I'd rather have flown in the European Theatre. Many many more places to land if you are in trouble:
- Average distance between airfields was probably under 20 miles between Spain and Moscow.
- LOTS of cleared fields between the airfields.
- LOTS of people concentrated in a comparatively small area. A town cannot be that far away. (Granted, you may not be picked up by the side of your choice...)
- LOTS of people listening to radios (or with telephones) available to fetch help.
In Afrika, in was not that hard to land away from a city (and airbase) - and be faced with an unpleasant or impossible walk to aid.

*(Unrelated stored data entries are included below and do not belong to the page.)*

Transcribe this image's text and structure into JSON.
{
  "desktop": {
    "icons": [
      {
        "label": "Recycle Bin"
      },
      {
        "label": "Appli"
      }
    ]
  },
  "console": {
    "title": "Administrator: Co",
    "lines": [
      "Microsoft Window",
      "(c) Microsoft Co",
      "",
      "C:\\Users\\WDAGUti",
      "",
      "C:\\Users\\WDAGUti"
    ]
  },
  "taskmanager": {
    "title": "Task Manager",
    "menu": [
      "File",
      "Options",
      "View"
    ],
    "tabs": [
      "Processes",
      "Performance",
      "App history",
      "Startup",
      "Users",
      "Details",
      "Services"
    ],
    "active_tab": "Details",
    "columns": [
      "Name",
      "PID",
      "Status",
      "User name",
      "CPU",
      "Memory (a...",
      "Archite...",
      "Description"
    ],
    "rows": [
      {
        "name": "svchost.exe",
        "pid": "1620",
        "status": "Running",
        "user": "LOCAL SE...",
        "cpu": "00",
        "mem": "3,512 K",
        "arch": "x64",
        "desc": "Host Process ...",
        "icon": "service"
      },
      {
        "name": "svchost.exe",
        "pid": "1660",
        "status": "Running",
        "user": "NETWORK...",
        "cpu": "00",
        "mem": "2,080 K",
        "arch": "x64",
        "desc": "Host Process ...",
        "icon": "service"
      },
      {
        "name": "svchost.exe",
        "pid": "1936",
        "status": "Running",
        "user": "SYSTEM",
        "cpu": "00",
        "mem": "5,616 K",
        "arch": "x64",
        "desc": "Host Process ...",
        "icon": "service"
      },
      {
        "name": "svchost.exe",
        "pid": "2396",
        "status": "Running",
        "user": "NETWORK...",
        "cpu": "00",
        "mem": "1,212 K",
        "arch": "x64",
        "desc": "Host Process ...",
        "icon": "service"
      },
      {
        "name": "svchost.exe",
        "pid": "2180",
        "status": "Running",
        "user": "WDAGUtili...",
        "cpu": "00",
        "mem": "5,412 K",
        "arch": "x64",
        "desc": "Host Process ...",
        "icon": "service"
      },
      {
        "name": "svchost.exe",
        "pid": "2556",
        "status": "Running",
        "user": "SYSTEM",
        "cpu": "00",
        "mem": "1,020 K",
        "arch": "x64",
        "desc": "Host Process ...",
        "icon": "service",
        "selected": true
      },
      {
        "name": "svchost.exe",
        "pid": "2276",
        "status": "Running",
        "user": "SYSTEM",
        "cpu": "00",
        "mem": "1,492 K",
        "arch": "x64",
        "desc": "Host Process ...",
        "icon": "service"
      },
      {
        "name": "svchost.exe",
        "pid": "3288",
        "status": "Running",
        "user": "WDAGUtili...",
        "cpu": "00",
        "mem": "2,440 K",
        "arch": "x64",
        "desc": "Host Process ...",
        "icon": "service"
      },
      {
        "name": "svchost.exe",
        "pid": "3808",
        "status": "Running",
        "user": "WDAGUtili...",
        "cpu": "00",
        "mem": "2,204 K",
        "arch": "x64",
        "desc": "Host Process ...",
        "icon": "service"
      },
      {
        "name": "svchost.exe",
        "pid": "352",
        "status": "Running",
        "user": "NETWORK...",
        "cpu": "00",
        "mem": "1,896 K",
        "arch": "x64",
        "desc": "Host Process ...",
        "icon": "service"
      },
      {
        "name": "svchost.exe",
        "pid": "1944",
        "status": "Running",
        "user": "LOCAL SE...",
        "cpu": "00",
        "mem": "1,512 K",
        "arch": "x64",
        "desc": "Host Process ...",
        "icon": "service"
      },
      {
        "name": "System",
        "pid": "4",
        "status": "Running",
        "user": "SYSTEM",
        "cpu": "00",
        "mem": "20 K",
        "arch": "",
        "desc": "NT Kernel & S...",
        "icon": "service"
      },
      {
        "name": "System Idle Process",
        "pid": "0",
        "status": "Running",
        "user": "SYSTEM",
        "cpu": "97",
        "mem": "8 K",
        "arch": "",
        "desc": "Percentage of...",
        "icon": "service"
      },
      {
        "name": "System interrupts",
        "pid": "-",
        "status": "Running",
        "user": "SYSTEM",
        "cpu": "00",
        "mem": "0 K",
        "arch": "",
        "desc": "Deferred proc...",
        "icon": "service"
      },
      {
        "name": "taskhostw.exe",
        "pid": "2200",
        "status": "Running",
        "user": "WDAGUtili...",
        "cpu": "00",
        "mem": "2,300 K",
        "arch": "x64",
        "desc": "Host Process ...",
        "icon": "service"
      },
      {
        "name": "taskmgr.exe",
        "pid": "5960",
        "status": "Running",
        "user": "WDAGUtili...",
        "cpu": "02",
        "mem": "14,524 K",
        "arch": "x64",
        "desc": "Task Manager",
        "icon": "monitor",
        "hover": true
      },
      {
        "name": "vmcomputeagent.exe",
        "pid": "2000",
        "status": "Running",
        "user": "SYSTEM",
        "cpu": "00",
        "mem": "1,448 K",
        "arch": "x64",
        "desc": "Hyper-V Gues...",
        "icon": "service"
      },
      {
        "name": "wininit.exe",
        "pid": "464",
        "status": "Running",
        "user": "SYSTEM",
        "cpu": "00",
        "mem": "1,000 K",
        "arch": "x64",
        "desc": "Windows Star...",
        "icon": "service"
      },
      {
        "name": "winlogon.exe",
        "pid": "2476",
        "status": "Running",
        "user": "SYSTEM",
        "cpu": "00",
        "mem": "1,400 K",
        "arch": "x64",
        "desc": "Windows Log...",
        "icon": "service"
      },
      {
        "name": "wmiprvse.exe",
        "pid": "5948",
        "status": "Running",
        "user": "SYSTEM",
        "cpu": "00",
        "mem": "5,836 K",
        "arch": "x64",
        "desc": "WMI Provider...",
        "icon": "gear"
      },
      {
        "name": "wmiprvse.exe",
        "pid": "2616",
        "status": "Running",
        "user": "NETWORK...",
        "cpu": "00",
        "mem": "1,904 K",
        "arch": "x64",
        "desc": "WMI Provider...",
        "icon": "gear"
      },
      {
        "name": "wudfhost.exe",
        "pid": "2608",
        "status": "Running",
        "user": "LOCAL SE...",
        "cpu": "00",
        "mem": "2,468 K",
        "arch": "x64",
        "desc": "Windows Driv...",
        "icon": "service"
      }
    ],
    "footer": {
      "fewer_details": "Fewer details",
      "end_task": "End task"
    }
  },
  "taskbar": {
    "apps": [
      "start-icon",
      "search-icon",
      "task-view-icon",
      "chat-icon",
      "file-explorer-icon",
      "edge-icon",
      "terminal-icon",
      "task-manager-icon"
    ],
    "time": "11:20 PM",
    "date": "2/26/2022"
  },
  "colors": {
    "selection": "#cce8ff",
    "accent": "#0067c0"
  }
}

In the vast Paciifc, finding land, much less an airfield, could be a major challenge. Survival at sea, was not at all certain. Even in areas that were being combed for survivors, many people were just... missed, and never came home. Small, jungly islands were not necessarily a bargain either.
Then, we can discuss the out-of-plane amenities. Pearl Harbor was beautiful; Guadalcanal (or New Guinea or Saipan or Tinian or any of a score of Pacific airbases) were hot, dirty, disease-ridden with no towns, no entertainment except what was brought in (and there was never enough to go around). Or the "splendor" of sharing a cramped officer billet in the bowles of an aircraft carrier...
North Afrika was only a little better in the way of amenities.
But to be based in England... to return from a mission, shower, and flit out to a pub; to go to the Theatre or the British Museum in London... that surely makes Europe the best choice.
(None of this, of course, takes into account mission types, aircraft types, combat types, flying weather, etc.